Use these commands judiciously. While they offer flexibility, they should be used appropriately to maintain the codebase's integrity and quality.

Accelerating Build Times with sccache

CCCL's CI uses sccache to cache compiler artifacts for files that haven't changed and dramatically accelerate build times. Local builds inside CCCL's Dev Containers can share the same cache such that local builds and CI jobs mutually benefit from accelerated build times. Follow the GitHub Authentication guide to enable this feature.

Build and Test Scripts

CI jobs employ the build and test scripts in the ci/ directory to build and run tests. These scripts provide a consistent entry point for building and testing in both local and CI environments. For more information on using these scripts, see the CONTRIBUTING.md guide.

Reproducing CI Failures Locally

If a pull request encounters a failure during CI testing, it is usually helpful to reproduce the issue locally to diagnose and fix it. Here is a step-by-step guide to recreate the exact environment and situation:

  1. Get the Appropriate Development Container:

    CI jobs use the same development containers as those used for local development.

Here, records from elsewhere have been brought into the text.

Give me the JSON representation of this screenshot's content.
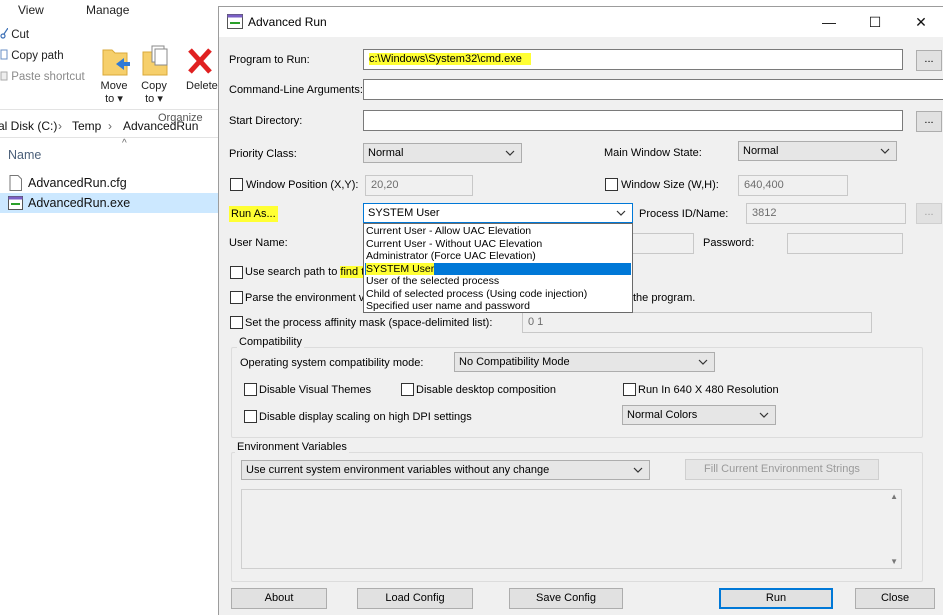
{
  "explorer": {
    "tabs": [
      "View",
      "Manage"
    ],
    "ribbon": {
      "cut": "Cut",
      "copy_path": "Copy path",
      "paste_shortcut": "Paste shortcut",
      "move_to": [
        "Move",
        "to ▾"
      ],
      "copy_to": [
        "Copy",
        "to ▾"
      ],
      "delete": "Delete",
      "group_label": "Organize"
    },
    "breadcrumb": [
      "al Disk (C:)",
      "›",
      "Temp",
      "›",
      "AdvancedRun"
    ],
    "column_header": "Name",
    "files": [
      {
        "name": "AdvancedRun.cfg",
        "selected": false
      },
      {
        "name": "AdvancedRun.exe",
        "selected": true
      }
    ]
  },
  "dialog": {
    "title": "Advanced Run",
    "controls": {
      "minimize": "—",
      "maximize": "☐",
      "close": "✕"
    },
    "program_label": "Program to Run:",
    "program_value": "c:\\Windows\\System32\\cmd.exe",
    "browse_label": "...",
    "args_label": "Command-Line Arguments:",
    "args_value": "",
    "startdir_label": "Start Directory:",
    "startdir_value": "",
    "priority_label": "Priority Class:",
    "priority_value": "Normal",
    "window_state_label": "Main Window State:",
    "window_state_value": "Normal",
    "window_pos_label": "Window Position (X,Y):",
    "window_pos_value": "20,20",
    "window_size_label": "Window Size (W,H):",
    "window_size_value": "640,400",
    "runas_label": "Run As...",
    "runas_value": "SYSTEM User",
    "runas_options": [
      "Current User - Allow UAC Elevation",
      "Current User - Without UAC Elevation",
      "Administrator (Force UAC Elevation)",
      "SYSTEM User",
      "User of the selected process",
      "Child of selected process (Using code injection)",
      "Specified user name and password"
    ],
    "runas_selected_index": 3,
    "pid_label": "Process ID/Name:",
    "pid_value": "3812",
    "username_label": "User Name:",
    "password_label": "Password:",
    "search_path_label_a": "Use search path to",
    "search_path_label_b": "find th",
    "parse_env_label_a": "Parse the environment va",
    "parse_env_label_b": "the program.",
    "affinity_label": "Set the process affinity mask (space-delimited list):",
    "affinity_value": "0 1",
    "compat": {
      "group_title": "Compatibility",
      "os_mode_label": "Operating system compatibility mode:",
      "os_mode_value": "No Compatibility Mode",
      "disable_themes": "Disable Visual Themes",
      "disable_desktop_comp": "Disable desktop composition",
      "run_640": "Run In 640 X 480 Resolution",
      "disable_dpi": "Disable display scaling on high DPI settings",
      "colors_value": "Normal Colors"
    },
    "env": {
      "group_title": "Environment Variables",
      "mode_value": "Use current system environment variables without any change",
      "fill_button": "Fill Current Environment Strings"
    },
    "buttons": {
      "about": "About",
      "load_config": "Load Config",
      "save_config": "Save Config",
      "run": "Run",
      "close": "Close"
    },
    "colors": {
      "highlight": "#ffff33",
      "accent": "#0078d7"
    }
  }
}
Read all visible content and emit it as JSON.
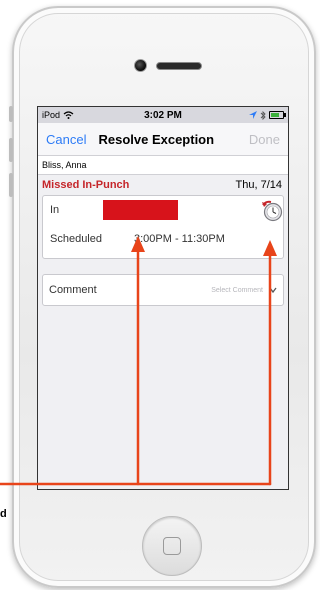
{
  "status_bar": {
    "carrier": "iPod",
    "time": "3:02 PM"
  },
  "nav": {
    "cancel_label": "Cancel",
    "title": "Resolve Exception",
    "done_label": "Done"
  },
  "employee": {
    "name": "Bliss, Anna"
  },
  "exception": {
    "type": "Missed In-Punch",
    "date": "Thu, 7/14"
  },
  "punch": {
    "in_label": "In",
    "scheduled_label": "Scheduled",
    "scheduled_value": "3:00PM - 11:30PM"
  },
  "comment": {
    "label": "Comment",
    "placeholder": "Select Comment"
  },
  "annotation": {
    "edge_letter": "d",
    "arrow_color": "#e8441a",
    "redaction_color": "#d7131b"
  },
  "icons": [
    "wifi-icon",
    "location-icon",
    "bluetooth-icon",
    "battery-icon",
    "clock-reset-icon",
    "chevron-down-icon"
  ]
}
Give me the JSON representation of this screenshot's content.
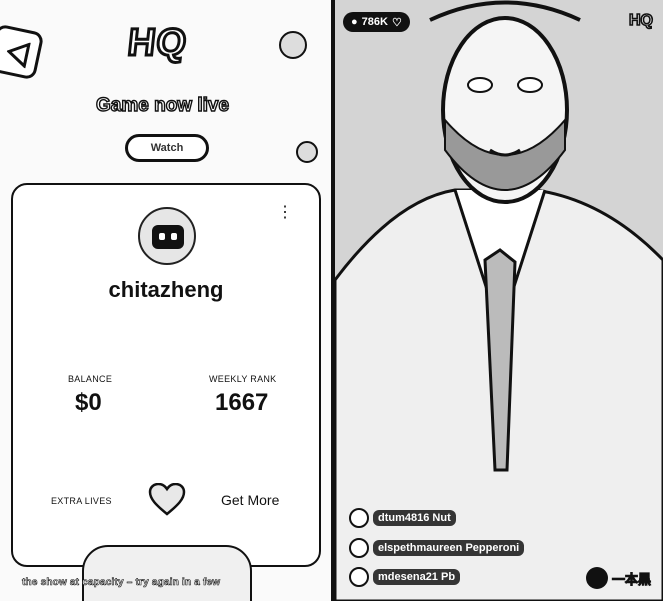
{
  "left": {
    "logo": "HQ",
    "game_status": "Game now live",
    "watch_button": "Watch",
    "profile": {
      "username": "chitazheng",
      "balance_label": "BALANCE",
      "balance_value": "$0",
      "weekly_rank_label": "WEEKLY RANK",
      "weekly_rank_value": "1667",
      "extra_lives_label": "EXTRA LIVES",
      "get_more_label": "Get More"
    },
    "footer_note": "the show at capacity – try again in a few"
  },
  "right": {
    "viewer_count": "786K",
    "logo": "HQ",
    "comments": [
      {
        "user": "dtum4816",
        "text": "Nut"
      },
      {
        "user": "elspethmaureen",
        "text": "Pepperoni"
      },
      {
        "user": "mdesena21",
        "text": "Pb"
      }
    ],
    "watermark": "一本黑"
  },
  "colors": {
    "ink": "#111111",
    "card_bg": "#ffffff",
    "panel_bg": "#fafafa"
  },
  "icons": [
    "back-arrow-icon",
    "more-vert-icon",
    "heart-icon",
    "person-icon",
    "viewer-heart-icon"
  ]
}
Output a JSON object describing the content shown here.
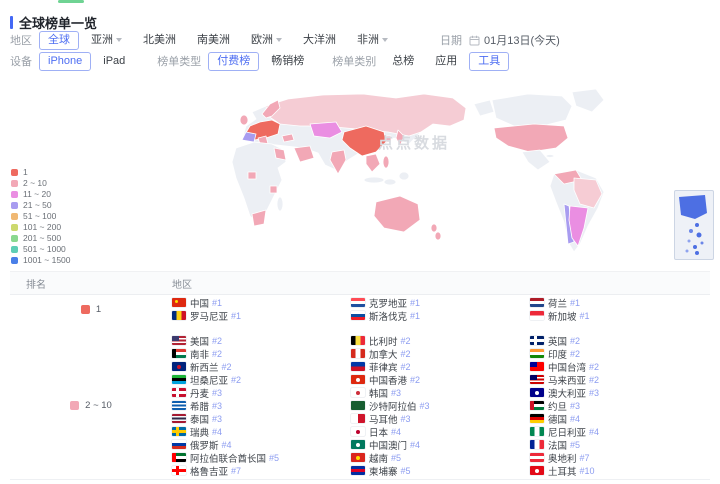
{
  "header": {
    "title": "全球榜单一览"
  },
  "filters": {
    "region_label": "地区",
    "regions": [
      {
        "label": "全球",
        "selected": true
      },
      {
        "label": "亚洲",
        "caret": true
      },
      {
        "label": "北美洲"
      },
      {
        "label": "南美洲"
      },
      {
        "label": "欧洲",
        "caret": true
      },
      {
        "label": "大洋洲"
      },
      {
        "label": "非洲",
        "caret": true
      }
    ],
    "date_label": "日期",
    "date_value": "01月13日(今天)",
    "device_label": "设备",
    "devices": [
      {
        "label": "iPhone",
        "selected": true
      },
      {
        "label": "iPad"
      }
    ],
    "list_type_label": "榜单类型",
    "list_types": [
      {
        "label": "付费榜",
        "selected": true
      },
      {
        "label": "畅销榜"
      }
    ],
    "category_label": "榜单类别",
    "categories": [
      {
        "label": "总榜"
      },
      {
        "label": "应用"
      },
      {
        "label": "工具",
        "selected": true
      }
    ]
  },
  "map": {
    "watermark": "点点数据"
  },
  "legend": [
    {
      "label": "1",
      "color": "#ee6a5f"
    },
    {
      "label": "2 ~ 10",
      "color": "#f2a8b6"
    },
    {
      "label": "11 ~ 20",
      "color": "#ea8ee2"
    },
    {
      "label": "21 ~ 50",
      "color": "#a89cf0"
    },
    {
      "label": "51 ~ 100",
      "color": "#f0b873"
    },
    {
      "label": "101 ~ 200",
      "color": "#ccd96e"
    },
    {
      "label": "201 ~ 500",
      "color": "#8ad88f"
    },
    {
      "label": "501 ~ 1000",
      "color": "#5fceb5"
    },
    {
      "label": "1001 ~ 1500",
      "color": "#4a7fe8"
    }
  ],
  "table": {
    "headers": {
      "rank": "排名",
      "region": "地区"
    },
    "groups": [
      {
        "rank_label": "1",
        "rank_color": "#ee6a5f",
        "columns": [
          [
            {
              "name": "中国",
              "rank": "#1",
              "flag": {
                "t": "s",
                "c": [
                  "#de2910"
                ],
                "dot": "#ffde00",
                "dp": "tl"
              }
            },
            {
              "name": "罗马尼亚",
              "rank": "#1",
              "flag": {
                "t": "v",
                "c": [
                  "#002b7f",
                  "#fcd116",
                  "#ce1126"
                ]
              }
            }
          ],
          [
            {
              "name": "克罗地亚",
              "rank": "#1",
              "flag": {
                "t": "h",
                "c": [
                  "#ff4b55",
                  "#ffffff",
                  "#1e50a0"
                ]
              }
            },
            {
              "name": "斯洛伐克",
              "rank": "#1",
              "flag": {
                "t": "h",
                "c": [
                  "#ffffff",
                  "#0b4ea2",
                  "#ee1c25"
                ]
              }
            }
          ],
          [
            {
              "name": "荷兰",
              "rank": "#1",
              "flag": {
                "t": "h",
                "c": [
                  "#ae1c28",
                  "#ffffff",
                  "#21468b"
                ]
              }
            },
            {
              "name": "新加坡",
              "rank": "#1",
              "flag": {
                "t": "h",
                "c": [
                  "#ed2939",
                  "#ffffff"
                ]
              }
            }
          ]
        ]
      },
      {
        "rank_label": "2 ~ 10",
        "rank_color": "#f2a8b6",
        "columns": [
          [
            {
              "name": "美国",
              "rank": "#2",
              "flag": {
                "t": "h",
                "c": [
                  "#b22234",
                  "#ffffff",
                  "#b22234",
                  "#ffffff",
                  "#b22234"
                ],
                "canton": "#3c3b6e"
              }
            },
            {
              "name": "南非",
              "rank": "#2",
              "flag": {
                "t": "h",
                "c": [
                  "#de3831",
                  "#ffffff",
                  "#007a4d"
                ],
                "bar": "#000000"
              }
            },
            {
              "name": "新西兰",
              "rank": "#2",
              "flag": {
                "t": "s",
                "c": [
                  "#00247d"
                ],
                "dot": "#cc142b"
              }
            },
            {
              "name": "坦桑尼亚",
              "rank": "#2",
              "flag": {
                "t": "h",
                "c": [
                  "#1eb53a",
                  "#000000",
                  "#00a3dd"
                ]
              }
            },
            {
              "name": "丹麦",
              "rank": "#3",
              "flag": {
                "t": "c",
                "c": [
                  "#c8102e",
                  "#ffffff"
                ]
              }
            },
            {
              "name": "希腊",
              "rank": "#3",
              "flag": {
                "t": "h",
                "c": [
                  "#0d5eaf",
                  "#ffffff",
                  "#0d5eaf",
                  "#ffffff",
                  "#0d5eaf"
                ]
              }
            },
            {
              "name": "泰国",
              "rank": "#3",
              "flag": {
                "t": "h",
                "c": [
                  "#a51931",
                  "#f4f5f8",
                  "#2d2a4a",
                  "#f4f5f8",
                  "#a51931"
                ]
              }
            },
            {
              "name": "瑞典",
              "rank": "#4",
              "flag": {
                "t": "c",
                "c": [
                  "#006aa7",
                  "#fecc00"
                ]
              }
            },
            {
              "name": "俄罗斯",
              "rank": "#4",
              "flag": {
                "t": "h",
                "c": [
                  "#ffffff",
                  "#0039a6",
                  "#d52b1e"
                ]
              }
            },
            {
              "name": "阿拉伯联合酋长国",
              "rank": "#5",
              "flag": {
                "t": "h",
                "c": [
                  "#00732f",
                  "#ffffff",
                  "#000000"
                ],
                "bar": "#ff0000"
              }
            },
            {
              "name": "格鲁吉亚",
              "rank": "#7",
              "flag": {
                "t": "c",
                "c": [
                  "#ffffff",
                  "#ff0000"
                ]
              }
            }
          ],
          [
            {
              "name": "比利时",
              "rank": "#2",
              "flag": {
                "t": "v",
                "c": [
                  "#000000",
                  "#fae042",
                  "#ed2939"
                ]
              }
            },
            {
              "name": "加拿大",
              "rank": "#2",
              "flag": {
                "t": "v",
                "c": [
                  "#d52b1e",
                  "#ffffff",
                  "#d52b1e"
                ]
              }
            },
            {
              "name": "菲律宾",
              "rank": "#2",
              "flag": {
                "t": "h",
                "c": [
                  "#0038a8",
                  "#ce1126"
                ]
              }
            },
            {
              "name": "中国香港",
              "rank": "#2",
              "flag": {
                "t": "s",
                "c": [
                  "#de2910"
                ],
                "dot": "#ffffff"
              }
            },
            {
              "name": "韩国",
              "rank": "#3",
              "flag": {
                "t": "s",
                "c": [
                  "#ffffff"
                ],
                "dot": "#cd2e3a"
              }
            },
            {
              "name": "沙特阿拉伯",
              "rank": "#3",
              "flag": {
                "t": "s",
                "c": [
                  "#165d31"
                ]
              }
            },
            {
              "name": "马耳他",
              "rank": "#3",
              "flag": {
                "t": "v",
                "c": [
                  "#ffffff",
                  "#cf142b"
                ]
              }
            },
            {
              "name": "日本",
              "rank": "#4",
              "flag": {
                "t": "s",
                "c": [
                  "#ffffff"
                ],
                "dot": "#bc002d"
              }
            },
            {
              "name": "中国澳门",
              "rank": "#4",
              "flag": {
                "t": "s",
                "c": [
                  "#00785e"
                ],
                "dot": "#ffffff"
              }
            },
            {
              "name": "越南",
              "rank": "#5",
              "flag": {
                "t": "s",
                "c": [
                  "#da251d"
                ],
                "dot": "#ffde00"
              }
            },
            {
              "name": "柬埔寨",
              "rank": "#5",
              "flag": {
                "t": "h",
                "c": [
                  "#032ea1",
                  "#e00025",
                  "#032ea1"
                ]
              }
            }
          ],
          [
            {
              "name": "英国",
              "rank": "#2",
              "flag": {
                "t": "c",
                "c": [
                  "#012169",
                  "#ffffff"
                ]
              }
            },
            {
              "name": "印度",
              "rank": "#2",
              "flag": {
                "t": "h",
                "c": [
                  "#ff9933",
                  "#ffffff",
                  "#138808"
                ]
              }
            },
            {
              "name": "中国台湾",
              "rank": "#2",
              "flag": {
                "t": "s",
                "c": [
                  "#fe0000"
                ],
                "canton": "#000095"
              }
            },
            {
              "name": "马来西亚",
              "rank": "#2",
              "flag": {
                "t": "h",
                "c": [
                  "#cc0001",
                  "#ffffff",
                  "#cc0001",
                  "#ffffff",
                  "#cc0001"
                ],
                "canton": "#010066"
              }
            },
            {
              "name": "澳大利亚",
              "rank": "#3",
              "flag": {
                "t": "s",
                "c": [
                  "#00008b"
                ],
                "dot": "#ffffff"
              }
            },
            {
              "name": "约旦",
              "rank": "#3",
              "flag": {
                "t": "h",
                "c": [
                  "#000000",
                  "#ffffff",
                  "#007a3d"
                ],
                "bar": "#ce1126"
              }
            },
            {
              "name": "德国",
              "rank": "#4",
              "flag": {
                "t": "h",
                "c": [
                  "#000000",
                  "#dd0000",
                  "#ffce00"
                ]
              }
            },
            {
              "name": "尼日利亚",
              "rank": "#4",
              "flag": {
                "t": "v",
                "c": [
                  "#008751",
                  "#ffffff",
                  "#008751"
                ]
              }
            },
            {
              "name": "法国",
              "rank": "#5",
              "flag": {
                "t": "v",
                "c": [
                  "#002395",
                  "#ffffff",
                  "#ed2939"
                ]
              }
            },
            {
              "name": "奥地利",
              "rank": "#7",
              "flag": {
                "t": "h",
                "c": [
                  "#ed2939",
                  "#ffffff",
                  "#ed2939"
                ]
              }
            },
            {
              "name": "土耳其",
              "rank": "#10",
              "flag": {
                "t": "s",
                "c": [
                  "#e30a17"
                ],
                "dot": "#ffffff"
              }
            }
          ]
        ]
      }
    ]
  }
}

    In order to simplify reproducing an issue in CI, it is recommended to use the same container locally. The CI logs will mention the exact environment used.

  2. Run the Build/Test Script:

    CI jobs use the build and test scripts found in the ci/ directory.

    Example:

    ./ci/build_cub.sh <HOST_COMPILER> <CXX_STANDARD> <GPU_ARCHS>
    ./ci/test_cub.sh <HOST_COMPILER> <CXX_STANDARD> <GPU_ARCHS>

    The CI logs provide exact instructions on the scripts and parameters used.

    Here is an example of a CI failure message that includes instructions how to clone the exact same commit and run the relevant script in the appropriate container. Note that the instructions may have changed. Refer to the latest failure log for the most up-to-date instructions. Shows an example of a CI failure log with reproducer instructions.

CI Workflow Details

Triggering Mechanism and copy-pr-bot

CCCL uses NVIDIA's self-hosted action runners for CI jobs. For security, PR workflows are triggered using the copy-pr-bot GitHub application, which copies code to a prefixed branch to ensure only vetted code runs on the runners.

The CI pipeline will not start automatically for external contributors. A repository member will first review the changes and initiate the CI pipeline with an /ok to test comment.

Troubleshooting CI Failures

  1. Review CI logs: Examine CI logs for specific error messages (see Viewing CI Workflow Results)
  2. Reproduce Locally: Try replicating the issue locally (see Reproducing CI Failures Locally)
  3. Ask for Assistance: If stuck, don't hesitate to reach out to the @NVIDIA/cccl team on an issue or PR, or ask a question by starting a Discussion.